The declaration in effect sets a deadline for Iran to co-operate with United Nations nuclear inspectors or risk losing the promise of closer economic ties with Europe.
Earlier the Israeli Foreign Minister Silvan Shalom, on a visit to Brussels, described Iran's nuclear programme as a threat to the stability of the entire world.
Israel believes Iran is using an atomic energy programme as cover
Like the United States, Israel is convinced that Iran is using an atomic energy programme as cover to allow it secretly to develop nuclear weapons.
The EU has been more circumspect, but insists Iran should remove all doubt by allowing full-scale inspections by the International Atomic Energy Agency.
In a statement, EU foreign ministers said there was increasing concern about Iran's nuclear ambitions. They warned that Iran's hopes of closer economic relations with Europe depended on it co-operating to prevent the spread of weapons of mass destruction.

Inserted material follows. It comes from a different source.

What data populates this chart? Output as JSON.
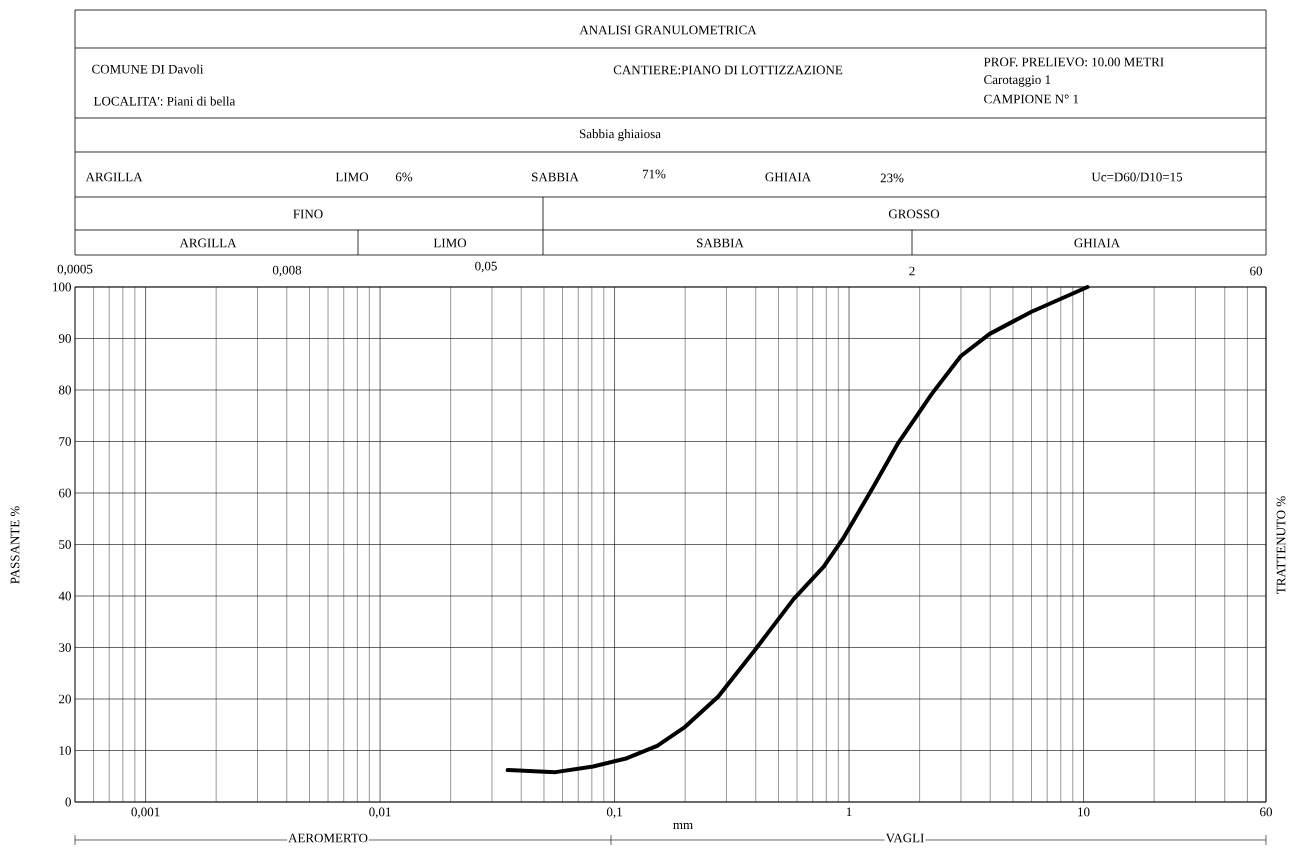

Iran, however, insists its nuclear programme is purely civilian. But it is now under intense pressure to convince the EU that is indeed the case.
In its statement, the EU said a promised trade and co-operation agreement was dependent on Iran's attitude to four key issues: nuclear proliferation, human rights, terrorism and the Middle East peace process.
The Israeli foreign minister used his visit to Brussels to urge the EU to take a tougher line with Tehran.
He expressed fears that a new long-range Iranian missile could reach Europe and parts of southern Russia as well as Israel.